Google triggered a criminal investigation and locked a man out of his accounts after flagging photos he sent to his son’s pediatrician as potential child pornography, according to The New York Times.
The tech company initially flagged the images when they were automatically uploaded to Google servers from the father’s phone, according to the NYT. After a nearly year-long investigation of everything in his Google account, including search history, location history, messages and photos, police determined he hadn’t committed a crime.
The father, referred to only as Mark by the NYT, had taken photos of his young son, naked, at the request of a doctor over concerns about his infected penis, according to the NYT. Google quickly locked him out of his account after scanning the photos, and he lost emails, contacts and personal photos and had to get a new phone number after losing access to his Google Fi account.
“I knew that these companies were watching and that privacy is not what we would hope it to be,” Mark, who happens to be a software engineer who had worked on a tech company’s tool for flagging problematic content, told the NYT. “But I haven’t done anything wrong.”

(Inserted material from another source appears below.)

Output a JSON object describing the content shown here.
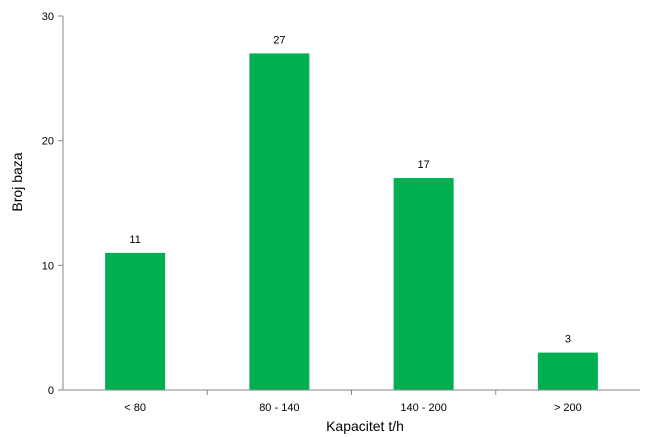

A similar story played out for a a father referred to only as Cassio, who was also flagged by Google after the company’s software flagged photographs he had taken of his son at the request of a pediatrician, according to the NYT. Those photos also triggered a scan after being automatically uploaded to Google servers, and Google locked Cassio out of his accounts in the middle of buying a house.
Google only scans users’ photos when they take an affirmative action, a Google spokesman told the NYT, but that action can include the automatic uploading of user photos to Google Photos or other Google servers. After artificial intelligence scanners detect a red flag on a user’s photos, a human moderator looks over the photos to determine whether they qualify as child sexual abuse material.
“This is precisely the nightmare that we are all concerned about,” Jon Callas, a technologist at the Electronic Frontier Foundation, a digital civil liberties organization, told the NYT. “They’re going to scan my family album, and then I’m going to get into trouble.”